New MBL Regs May Increase Underwriting Scrutiny
If Congress allows credit unions to make more business loans, the industry can expect even more supervision from the NCUA.
The agency, already under pressure to protect the National Credit Union Insurance Share Fund from additional losses, has been coming down hard during examinations to ensure that credit unions are vigilant about anticipating all the risks before making a business loan.
“They [NCUA examiners] are pushing for our risk analyses to be even more rigorous than in the past. They are asking us do more modeling and look at more possible scenarios so we are less likely to lose money. The oversight has always been strong but they have definitely stepped it up,’’ said Marcus Schaefer, president/CEO of Truliant Federal Credit Union, a $1.1 billion institution in Winston-Salem, N.C.
The NCUA has declined to say what kind of additional regulations it would issue. If credit unions can persuade Congress to raise the cap, the agency has said it plans to strengthen its regulations.
Don Gentges, a lawyer who advises credit unions on compliance issues, said his clients are reporting that the NCUA has been especially adamant in ensuring that all loans, especially business loans, are adequately underwritten. He also noted that the agency has been more vigilant in ensuring that credit unions are working with the most accurate appraisals possible when making commercial real estate loans.
“In light of the problems that credit unions and banks faced during the financial crisis, there is an emphasis by regulators on going to back to the basics,’’ said Gentges, a partner in the law firm Whyte Hirschboeck Dudek S.C. in Milwaukee.
The NCUA is also making sure that credit unions do not exceed the limit of member business lending cap of 12.25% of assets, which Congress mandated in 1998. According to the regulator, 289 of the 2,226 credit unions that make member business loans are at or near the cap. Credit unions that are exempt from the cap include those designated as low income and those chartered to make small business loans.
According to the NCUA, as of June 30, there was $39.2 billion worth of outstanding MBLs. The average loan amount was $223,000. At credit unions making business loans, those loans represented an average of 5% of their assets.

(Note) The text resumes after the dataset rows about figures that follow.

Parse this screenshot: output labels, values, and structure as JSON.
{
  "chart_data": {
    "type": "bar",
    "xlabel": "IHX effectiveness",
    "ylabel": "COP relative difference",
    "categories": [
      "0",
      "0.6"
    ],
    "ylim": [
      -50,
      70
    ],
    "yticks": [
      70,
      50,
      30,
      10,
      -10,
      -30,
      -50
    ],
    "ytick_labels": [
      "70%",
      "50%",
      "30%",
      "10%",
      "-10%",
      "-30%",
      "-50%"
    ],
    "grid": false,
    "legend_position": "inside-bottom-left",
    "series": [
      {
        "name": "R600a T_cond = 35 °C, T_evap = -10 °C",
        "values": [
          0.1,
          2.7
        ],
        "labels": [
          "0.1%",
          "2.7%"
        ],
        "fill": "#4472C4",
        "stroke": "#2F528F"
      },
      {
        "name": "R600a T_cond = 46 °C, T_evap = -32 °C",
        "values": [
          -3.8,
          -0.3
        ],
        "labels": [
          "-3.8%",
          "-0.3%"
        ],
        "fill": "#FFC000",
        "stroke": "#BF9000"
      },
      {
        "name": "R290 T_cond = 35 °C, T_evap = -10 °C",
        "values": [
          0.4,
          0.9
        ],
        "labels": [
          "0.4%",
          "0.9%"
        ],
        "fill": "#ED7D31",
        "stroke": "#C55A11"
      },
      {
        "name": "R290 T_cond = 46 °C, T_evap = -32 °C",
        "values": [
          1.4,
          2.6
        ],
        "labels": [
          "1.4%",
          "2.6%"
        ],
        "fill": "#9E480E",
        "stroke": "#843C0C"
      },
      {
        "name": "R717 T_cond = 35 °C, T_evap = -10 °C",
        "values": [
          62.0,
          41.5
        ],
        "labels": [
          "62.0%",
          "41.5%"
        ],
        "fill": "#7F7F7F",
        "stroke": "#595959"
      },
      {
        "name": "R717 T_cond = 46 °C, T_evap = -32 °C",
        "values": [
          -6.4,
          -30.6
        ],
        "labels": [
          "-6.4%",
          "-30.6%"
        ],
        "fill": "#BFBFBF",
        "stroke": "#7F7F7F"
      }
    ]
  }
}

Meanwhile, legislation is pending in both the House and Senate that that would increase the cap on member business loans from 12.25% to 27.5% of assets. In the House, a bill by Reps. Ed Royce (R-Calif.) and Carolyn McCarthy (D-N.Y.) has 62 cosponsors in the 435-member chamber. In the 100-member Senate, a companion bill by Sen. Mark Udall (D-Colo.) has 20 co-sponsors.
Both bills require that credit unions must be well-capitalized, be at or above 80% of the current cap, have five or more years of member business lending experience and be able to demonstrate sound underwriting and servicing. If a credit union’s net worth ratio falls below the well-capitalized requirement, which is currently 7%, it would have to stop making new business loans.
When endorsing the legislation at a Senate Banking Committee hearing in June, NCUA Chairman Debbie Matz said if it passed, the agency would “ensure its prudential regulatory framework is further enhanced to manage the associated risks.”
Last year, she wrote to U.S. Department of Treasury Secretary Timothy Geithner that the agency would “promptly revise our regulation to ensure that additional capacity in the credit union system would not result in unintended safety and soundness concerns.”
Gentges said the NCUA will likely want to make sure that the credit union executives in charge of business lending are trained to handle the new types of lending.
“You could see a scenario in which a credit union that can make more loans would want to do more floor-plan financing, in which they finance a store’s inventory purchases on a revolving or line-of-credit basis. That requires a different kind of risk assessment by the credit union,’’ Gentges said.
In her Senate testimony in June, Matz conceded that there have been challenges in effectively regulating MBL practices at credit unions.
She said that of the 55 credit union failures in 2009 and 2010, only one was primarily due to problems with the institution’s business loan portfolio. But she also noted that problems with MBLs were a “contributing factor’’ at credit union failures that cost the NCUSIF $83.4 million during that two-year period. The NCUSIF lost $406 million due to credit union failures in 2009 and 2010.